Football stadium in Niamey, Niger

Seyni Kountche Stadium is a multi-purpose stadium in Niamey, Niger. Used for football matches, it is home to the Niger national football team, as well as Niger Premier League clubs Sahel SC, Olympic FC de Niamey, Zumunta AC and JS du Ténéré, as well as club competitions such as the Niger Cup. The venue is also sometimes used for rugby union. It is the largest stadium in Niamey, followed by the 10,000-capacity Stade municipal.

==Overview==
The stadium hosts both international athletics tournaments, and the finals of national athletics competitions. The stadium has an announced capacity of 35,000 people.

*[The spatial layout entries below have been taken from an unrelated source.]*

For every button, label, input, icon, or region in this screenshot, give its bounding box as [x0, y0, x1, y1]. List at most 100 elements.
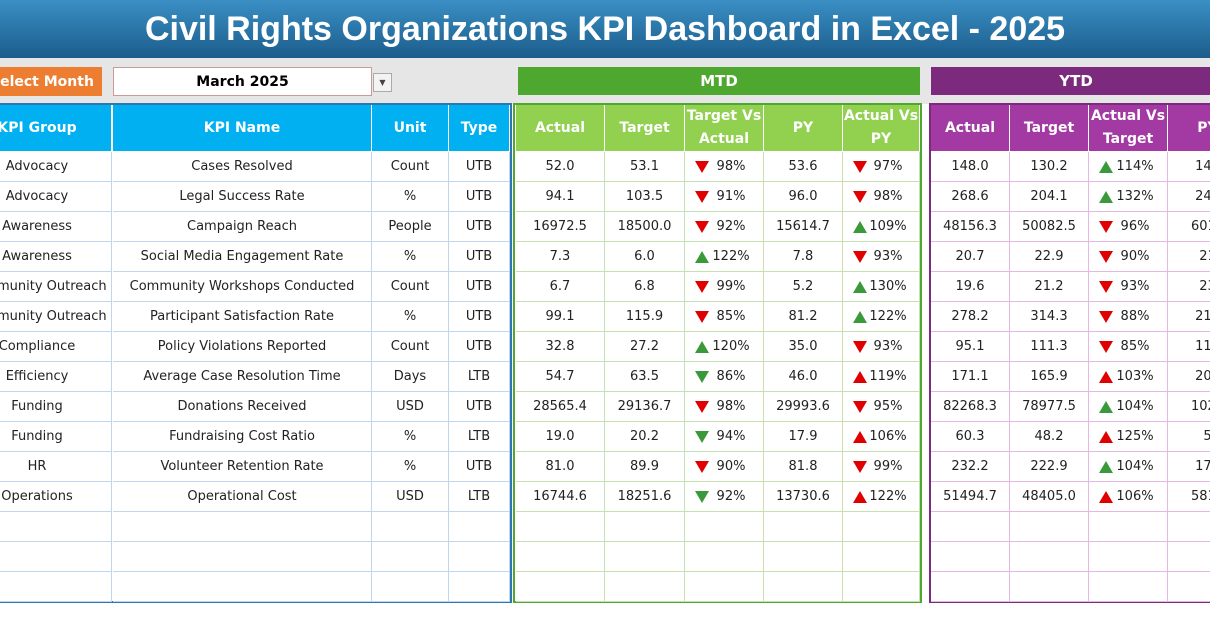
percent-text: 106%: [869, 429, 907, 444]
arrow-shape: [1099, 190, 1113, 203]
status-cell: 122%: [685, 242, 764, 272]
empty-cell: [764, 512, 843, 542]
status-cell: 120%: [685, 332, 764, 362]
table-cell: %: [372, 182, 449, 212]
arrow-shape: [1099, 490, 1113, 503]
status-arrow: [1099, 280, 1113, 293]
table-cell: 63.5: [605, 362, 685, 392]
table-cell: Count: [372, 272, 449, 302]
percent-text: 103%: [1116, 369, 1154, 384]
dropdown-button[interactable]: ▼: [373, 73, 392, 92]
table-cell: 51494.7: [931, 482, 1010, 512]
status-arrow: [853, 490, 867, 503]
status-cell: 95%: [843, 392, 920, 422]
arrow-shape: [695, 430, 709, 443]
status-arrow: [1099, 400, 1113, 413]
table-cell: 81.2: [764, 302, 843, 332]
table-cell: %: [372, 422, 449, 452]
empty-cell: [449, 542, 510, 572]
table-cell: 23: [1168, 272, 1210, 302]
status-arrow: [695, 370, 709, 383]
column-header: Actual Vs PY: [843, 105, 920, 151]
status-arrow: [1099, 220, 1113, 233]
arrow-shape: [695, 220, 709, 233]
table-cell: 89.9: [605, 452, 685, 482]
table-cell: 20.7: [931, 242, 1010, 272]
select-month-label: Select Month: [0, 67, 102, 96]
status-cell: 90%: [685, 452, 764, 482]
table-cell: Average Case Resolution Time: [113, 362, 372, 392]
arrow-shape: [853, 430, 867, 443]
status-arrow: [695, 190, 709, 203]
status-arrow: [853, 460, 867, 473]
empty-cell: [931, 542, 1010, 572]
table-cell: 115.9: [605, 302, 685, 332]
table-cell: 5818: [1168, 482, 1210, 512]
percent-text: 114%: [1116, 159, 1154, 174]
status-cell: 98%: [685, 152, 764, 182]
status-cell: 86%: [685, 362, 764, 392]
percent-text: 104%: [1116, 399, 1154, 414]
status-cell: 125%: [1089, 422, 1168, 452]
table-cell: 204.1: [1010, 182, 1089, 212]
empty-cell: [843, 542, 920, 572]
status-cell: 92%: [685, 482, 764, 512]
table-cell: 22.9: [1010, 242, 1089, 272]
empty-cell: [0, 572, 112, 602]
percent-text: 97%: [873, 159, 903, 174]
empty-cell: [1010, 512, 1089, 542]
status-arrow: [695, 280, 709, 293]
table-cell: Advocacy: [0, 182, 112, 212]
status-cell: 97%: [843, 152, 920, 182]
percent-text: 92%: [716, 489, 746, 504]
table-cell: 95.1: [931, 332, 1010, 362]
status-cell: 98%: [685, 392, 764, 422]
percent-text: 109%: [869, 219, 907, 234]
table-cell: 82268.3: [931, 392, 1010, 422]
table-cell: UTB: [449, 392, 510, 422]
percent-text: 120%: [712, 339, 750, 354]
table-cell: Count: [372, 332, 449, 362]
empty-cell: [1168, 542, 1210, 572]
arrow-shape: [853, 400, 867, 413]
status-cell: 106%: [843, 422, 920, 452]
table-cell: UTB: [449, 332, 510, 362]
empty-cell: [113, 512, 372, 542]
table-cell: 48.2: [1010, 422, 1089, 452]
column-header: Target: [605, 105, 685, 151]
empty-cell: [605, 572, 685, 602]
table-cell: 35.0: [764, 332, 843, 362]
status-cell: 94%: [685, 422, 764, 452]
status-cell: 103%: [1089, 362, 1168, 392]
arrow-shape: [695, 340, 709, 353]
table-cell: Policy Violations Reported: [113, 332, 372, 362]
table-cell: 103.5: [605, 182, 685, 212]
table-cell: UTB: [449, 152, 510, 182]
arrow-shape: [1099, 160, 1113, 173]
table-cell: 52.0: [516, 152, 605, 182]
table-cell: 165.9: [1010, 362, 1089, 392]
percent-text: 95%: [873, 399, 903, 414]
table-cell: 7.8: [764, 242, 843, 272]
table-cell: 15614.7: [764, 212, 843, 242]
month-select[interactable]: March 2025: [113, 67, 372, 96]
percent-text: 92%: [716, 219, 746, 234]
column-header: PY: [1168, 105, 1210, 151]
empty-cell: [685, 542, 764, 572]
arrow-shape: [1099, 430, 1113, 443]
mtd-section-header: MTD: [518, 67, 920, 95]
arrow-shape: [853, 370, 867, 383]
percent-text: 132%: [1116, 189, 1154, 204]
status-arrow: [853, 370, 867, 383]
table-cell: Funding: [0, 422, 112, 452]
empty-cell: [449, 512, 510, 542]
table-cell: 28565.4: [516, 392, 605, 422]
column-header: Type: [449, 105, 510, 151]
table-cell: 53.1: [605, 152, 685, 182]
table-cell: Operational Cost: [113, 482, 372, 512]
table-frame: [0, 103, 512, 603]
empty-cell: [1168, 572, 1210, 602]
table-cell: 27.2: [605, 332, 685, 362]
table-cell: Awareness: [0, 212, 112, 242]
arrow-shape: [695, 460, 709, 473]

It was named for the 1974-1987 military President of Niger Seyni Kountché following his death. Opened in 1989 on the site of the former Stade du 29 Juillet, it underwent a large Chinese government funded renovation and expansion into a multi-use complex in 1999. It is owned by the government of Niger, and operated by an appointed directorship and the "Council of Stadium Administration" ("Conseil d’Administration du Stade").

==Usage==
The large athletic stadium is part of a larger multiuse complex which includes the Palais des Sports 3000 seat indoor arena, the Academy of Martial Arts of 2,000 seats, as well as performance spaces, thirty meeting rooms, and athletic training facilities. The complex includes facilities for track and field, Basketball, handball, and tennis. It has been the centrepoint of recent large cultural and sporting events such as the 2005 Jeux de la Francophonie and the 2009 first CEN-SAD Games. For large events such as these, the stadium is supplemented by local facilities such as the Stade Municipal de Niamey, Centre aéré de la BCEAO, the Nigerien Football Federation training centre, ASFAN's military stadium at Bagagi Iya army base, and fields at local institutions such as lycée La Fontaine (Niamey), the sports centre at Abdou Moumouni Dioffo University, and the fields at lycée technique Issa Béri. Near the stadium complex is the Niamey Racecourse (Hippodrome de Niamey) and the Niamey traditional sports arena, home to Nigerien Lutte Traditionnelle. The SGSK complex is regularly used for political events, exhibitions, and cultural activities.